Watching this at home on HBO Max was a weird experience. I had to pause it twice. Not because I was distracted, but because I needed a second. I got up, walked to the kitchen, and drank a glass of water so cold it made my teeth ache. I just needed to stand in the normal, boring light of my refrigerator and remember that the world outside my TV screen wasn't a pastel-colored hellscape. The ability to just hit pause gave me a sliver of control that Cassie never has. It felt both comforting and incredibly guilty. I could just step away from her pain. She couldn't.
And the soundtrack! It's all these bubblegum pop songs, songs that are supposed to be fun and flirty, but in the context of the movie they become these sinister anthems. "Toxic" by Britney Spears isn't just a bop anymore. It's a goddamn mission statement. I'll never hear that song the same way again. Ever.

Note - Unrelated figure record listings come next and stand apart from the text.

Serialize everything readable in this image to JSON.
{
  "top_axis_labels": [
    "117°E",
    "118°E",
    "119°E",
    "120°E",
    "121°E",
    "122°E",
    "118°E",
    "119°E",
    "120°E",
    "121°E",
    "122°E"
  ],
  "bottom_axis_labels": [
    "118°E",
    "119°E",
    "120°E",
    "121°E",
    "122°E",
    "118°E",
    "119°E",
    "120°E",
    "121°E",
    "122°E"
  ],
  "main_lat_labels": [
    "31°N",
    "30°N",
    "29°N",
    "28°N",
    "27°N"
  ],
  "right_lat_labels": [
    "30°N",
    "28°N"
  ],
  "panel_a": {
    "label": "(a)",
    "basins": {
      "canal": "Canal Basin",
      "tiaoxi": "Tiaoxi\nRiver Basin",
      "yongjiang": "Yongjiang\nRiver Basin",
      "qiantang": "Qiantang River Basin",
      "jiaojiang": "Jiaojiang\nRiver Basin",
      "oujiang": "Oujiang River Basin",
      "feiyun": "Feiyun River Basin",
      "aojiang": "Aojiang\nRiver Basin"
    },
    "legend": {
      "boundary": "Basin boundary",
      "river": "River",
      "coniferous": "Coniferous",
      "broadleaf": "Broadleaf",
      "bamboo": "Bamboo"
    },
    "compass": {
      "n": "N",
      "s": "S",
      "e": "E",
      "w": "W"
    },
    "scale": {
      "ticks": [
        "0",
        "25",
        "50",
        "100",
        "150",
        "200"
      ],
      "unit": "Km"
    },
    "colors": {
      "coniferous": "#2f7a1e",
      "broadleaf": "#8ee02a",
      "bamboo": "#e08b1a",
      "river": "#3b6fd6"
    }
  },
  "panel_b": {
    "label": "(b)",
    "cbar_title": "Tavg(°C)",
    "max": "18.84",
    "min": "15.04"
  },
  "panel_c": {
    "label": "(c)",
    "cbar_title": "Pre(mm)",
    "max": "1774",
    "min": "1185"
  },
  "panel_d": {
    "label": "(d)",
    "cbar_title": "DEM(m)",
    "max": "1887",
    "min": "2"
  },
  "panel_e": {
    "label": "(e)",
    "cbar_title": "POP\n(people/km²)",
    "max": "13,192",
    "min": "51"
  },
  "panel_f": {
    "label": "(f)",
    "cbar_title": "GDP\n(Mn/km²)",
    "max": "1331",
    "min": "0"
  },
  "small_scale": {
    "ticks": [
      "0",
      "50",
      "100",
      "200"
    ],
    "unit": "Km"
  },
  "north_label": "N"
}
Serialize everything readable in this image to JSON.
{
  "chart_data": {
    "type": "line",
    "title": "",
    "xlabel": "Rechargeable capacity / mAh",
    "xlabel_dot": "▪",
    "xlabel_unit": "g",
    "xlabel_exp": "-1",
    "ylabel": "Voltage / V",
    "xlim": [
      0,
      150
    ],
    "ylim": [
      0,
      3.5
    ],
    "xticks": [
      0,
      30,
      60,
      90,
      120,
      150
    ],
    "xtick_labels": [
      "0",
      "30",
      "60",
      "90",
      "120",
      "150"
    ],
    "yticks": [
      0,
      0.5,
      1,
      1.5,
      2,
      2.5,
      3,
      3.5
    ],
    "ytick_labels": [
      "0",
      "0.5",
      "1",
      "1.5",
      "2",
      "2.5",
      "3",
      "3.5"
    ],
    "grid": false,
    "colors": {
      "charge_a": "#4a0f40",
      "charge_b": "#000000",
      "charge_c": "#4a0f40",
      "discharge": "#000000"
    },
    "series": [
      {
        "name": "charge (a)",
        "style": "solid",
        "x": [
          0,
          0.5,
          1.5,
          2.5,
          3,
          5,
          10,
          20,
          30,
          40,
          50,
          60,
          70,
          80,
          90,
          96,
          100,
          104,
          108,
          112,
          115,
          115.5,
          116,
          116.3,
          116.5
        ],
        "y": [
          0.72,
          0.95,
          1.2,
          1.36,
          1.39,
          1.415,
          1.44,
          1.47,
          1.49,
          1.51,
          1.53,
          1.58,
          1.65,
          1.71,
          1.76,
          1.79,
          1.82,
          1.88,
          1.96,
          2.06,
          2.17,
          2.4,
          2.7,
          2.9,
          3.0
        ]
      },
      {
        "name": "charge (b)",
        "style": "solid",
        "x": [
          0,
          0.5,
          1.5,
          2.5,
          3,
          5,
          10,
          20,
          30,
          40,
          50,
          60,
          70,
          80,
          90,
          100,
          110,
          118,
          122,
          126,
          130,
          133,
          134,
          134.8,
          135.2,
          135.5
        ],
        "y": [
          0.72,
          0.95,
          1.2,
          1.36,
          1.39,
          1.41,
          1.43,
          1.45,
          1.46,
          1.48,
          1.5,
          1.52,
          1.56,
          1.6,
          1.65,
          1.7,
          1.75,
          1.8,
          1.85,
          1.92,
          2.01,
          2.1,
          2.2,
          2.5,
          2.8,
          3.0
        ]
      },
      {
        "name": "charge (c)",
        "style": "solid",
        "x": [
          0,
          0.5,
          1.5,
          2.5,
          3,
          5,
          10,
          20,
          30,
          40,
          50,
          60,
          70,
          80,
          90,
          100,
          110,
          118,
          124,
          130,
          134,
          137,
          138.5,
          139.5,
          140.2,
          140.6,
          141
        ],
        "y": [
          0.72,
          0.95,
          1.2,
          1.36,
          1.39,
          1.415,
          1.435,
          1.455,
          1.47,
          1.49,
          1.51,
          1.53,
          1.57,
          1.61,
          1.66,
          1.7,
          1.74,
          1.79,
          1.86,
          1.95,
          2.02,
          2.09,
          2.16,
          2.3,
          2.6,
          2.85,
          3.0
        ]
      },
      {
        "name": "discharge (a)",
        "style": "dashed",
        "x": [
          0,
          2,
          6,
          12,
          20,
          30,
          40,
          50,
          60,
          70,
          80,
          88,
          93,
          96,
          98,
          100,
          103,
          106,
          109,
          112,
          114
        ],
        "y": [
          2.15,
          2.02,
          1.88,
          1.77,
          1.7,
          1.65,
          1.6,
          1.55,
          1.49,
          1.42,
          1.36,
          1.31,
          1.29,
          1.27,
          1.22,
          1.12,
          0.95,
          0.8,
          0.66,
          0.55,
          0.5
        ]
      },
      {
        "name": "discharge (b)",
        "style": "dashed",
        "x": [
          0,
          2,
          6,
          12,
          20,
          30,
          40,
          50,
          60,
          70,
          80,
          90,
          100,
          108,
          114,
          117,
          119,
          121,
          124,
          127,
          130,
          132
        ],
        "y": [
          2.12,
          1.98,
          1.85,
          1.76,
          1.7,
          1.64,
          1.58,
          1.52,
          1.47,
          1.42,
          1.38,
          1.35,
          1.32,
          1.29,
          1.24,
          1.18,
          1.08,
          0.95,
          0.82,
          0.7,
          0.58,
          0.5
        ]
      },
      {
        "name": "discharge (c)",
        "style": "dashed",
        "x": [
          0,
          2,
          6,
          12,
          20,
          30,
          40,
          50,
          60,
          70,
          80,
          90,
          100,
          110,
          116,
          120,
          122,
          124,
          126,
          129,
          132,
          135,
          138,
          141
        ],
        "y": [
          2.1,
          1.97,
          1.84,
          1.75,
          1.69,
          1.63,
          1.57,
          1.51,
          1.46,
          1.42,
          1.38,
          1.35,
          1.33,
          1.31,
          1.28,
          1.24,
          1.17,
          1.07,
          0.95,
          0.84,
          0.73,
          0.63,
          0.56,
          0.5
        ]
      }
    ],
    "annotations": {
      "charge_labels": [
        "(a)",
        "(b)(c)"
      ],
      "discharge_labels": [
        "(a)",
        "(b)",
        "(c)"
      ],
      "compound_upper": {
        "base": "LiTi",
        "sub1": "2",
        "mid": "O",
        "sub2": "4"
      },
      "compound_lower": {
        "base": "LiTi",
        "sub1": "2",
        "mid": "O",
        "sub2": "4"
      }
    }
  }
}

The whole thing is just so… sharp. The dialogue, the costumes (that yellow tracksuit!), the way the camera frames Cassie as tiny and vulnerable even when she's in complete control. It's a masterclass in tone. Is it a black comedy? A revenge thriller? A tragedy? Yes. All of it. All at once. It makes you feel so uncomfortable, and that's clearly the point. It's supposed to feel like a sugar rush that turns into a stomach ache.
I'm exhausted. I feel like I just ran a marathon. My mind is racing, replaying scenes, questioning my own reactions, questioning that guy from college, questioning everything. I need to go to sleep, but I know I'm going to dream of toothbrushes and men saying "I'm a nice guy." This movie is a parasite and it has burrowed into my brain. And I think… I think I'm glad it did.